Representation of normalised relative concentrations of putative biomarkers across varieties in a heatmap shows that the trend in data is organised in three clusters as confirmed by K-means clustering (Fig 4). Two main clusters 2 and 3 showing reciprocal accumulation of metabolites between the WF-S varieties Sagonja (MAL5) and Kalawe (MAL6) and the WF-R varieties Mkumba (TZ3), Albert (TZ6) and Nase 18 (UG4). In cluster number 1, the WF-R line Nase 18 (UG4) presented a number of metabolites with similar levels as WF-S variety Sagonja (MAL5). Some of the chemical features identified as putative chemical markers were characterized by tandem mass spectrometry and accurate mass as malate esters of p-coumaric acid and caffeic acid and neochlorogenic acid (S2 File). These compounds have been previously identified to be involved in the resistance mechanism of South American cassava ECU72 challenged with the South American whitefly Aleurotrachelus socialis Bondar [19].

thumbnail
Fig 4.

Putative markers extracted from the loadings S-plot, (A) heatmap and (B) K-means clustering of the WF-R and WF-S classes.

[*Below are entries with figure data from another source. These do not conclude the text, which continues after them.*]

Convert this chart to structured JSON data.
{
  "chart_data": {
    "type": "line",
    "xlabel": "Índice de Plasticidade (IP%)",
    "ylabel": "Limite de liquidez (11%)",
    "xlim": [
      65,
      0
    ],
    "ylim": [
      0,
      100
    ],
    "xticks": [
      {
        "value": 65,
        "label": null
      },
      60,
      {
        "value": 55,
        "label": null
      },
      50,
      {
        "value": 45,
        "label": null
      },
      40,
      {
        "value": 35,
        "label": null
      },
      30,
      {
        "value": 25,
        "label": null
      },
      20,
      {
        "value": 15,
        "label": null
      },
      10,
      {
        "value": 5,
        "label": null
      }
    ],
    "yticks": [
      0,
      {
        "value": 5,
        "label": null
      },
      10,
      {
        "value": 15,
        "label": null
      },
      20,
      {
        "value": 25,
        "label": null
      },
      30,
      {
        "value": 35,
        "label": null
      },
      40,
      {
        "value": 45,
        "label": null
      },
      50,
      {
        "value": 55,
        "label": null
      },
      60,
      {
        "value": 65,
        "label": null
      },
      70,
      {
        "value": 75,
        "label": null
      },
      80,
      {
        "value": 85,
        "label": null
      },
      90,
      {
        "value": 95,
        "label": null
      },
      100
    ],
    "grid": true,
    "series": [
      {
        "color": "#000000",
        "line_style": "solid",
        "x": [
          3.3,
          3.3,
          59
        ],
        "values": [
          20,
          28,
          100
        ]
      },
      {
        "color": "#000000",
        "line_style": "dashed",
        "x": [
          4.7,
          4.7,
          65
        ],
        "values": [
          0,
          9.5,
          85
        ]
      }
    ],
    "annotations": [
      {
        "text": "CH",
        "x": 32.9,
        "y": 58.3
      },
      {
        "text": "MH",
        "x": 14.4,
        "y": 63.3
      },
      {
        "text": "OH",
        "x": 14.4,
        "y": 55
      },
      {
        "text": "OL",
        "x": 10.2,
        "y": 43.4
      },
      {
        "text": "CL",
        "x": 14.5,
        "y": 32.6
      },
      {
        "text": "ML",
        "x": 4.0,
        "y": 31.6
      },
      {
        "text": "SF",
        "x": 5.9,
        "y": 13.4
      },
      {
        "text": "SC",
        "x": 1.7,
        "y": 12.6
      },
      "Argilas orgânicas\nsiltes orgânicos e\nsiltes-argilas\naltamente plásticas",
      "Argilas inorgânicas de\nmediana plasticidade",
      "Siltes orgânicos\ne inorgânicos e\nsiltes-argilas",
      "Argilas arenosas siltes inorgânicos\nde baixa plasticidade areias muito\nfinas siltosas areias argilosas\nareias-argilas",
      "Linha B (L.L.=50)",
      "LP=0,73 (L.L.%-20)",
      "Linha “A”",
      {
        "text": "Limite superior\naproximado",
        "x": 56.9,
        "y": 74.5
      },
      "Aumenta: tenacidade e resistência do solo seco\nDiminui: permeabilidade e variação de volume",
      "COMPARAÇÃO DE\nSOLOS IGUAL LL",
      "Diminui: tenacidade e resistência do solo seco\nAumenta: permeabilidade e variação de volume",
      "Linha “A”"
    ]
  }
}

https://doi.org/10.1371/journal.pone.0242245.g004

Discussion

The natural variation at metabolite and genetic level of an East African cassava elite diversity panel is presented. Analysis of the chemical fingerprinting datasets indicated low natural variation (23%) compared to the variation found in other cassavas’ collections including both African and South American cultivars [33] where >50% and >30% was found in leaves collected in the fields and in vitro plantlets respectively. The high level of homology within the East African collection is consistent at both chemical and genetic level, which has been previously reported by [34]. In effect the data shows the robustness of using metabolomics as a classification tool. Capturing the representative metabolome, enables comparisons at the level of chemical composition which is often more representative of traits and more comprehensive than a limited number of DNA based markers.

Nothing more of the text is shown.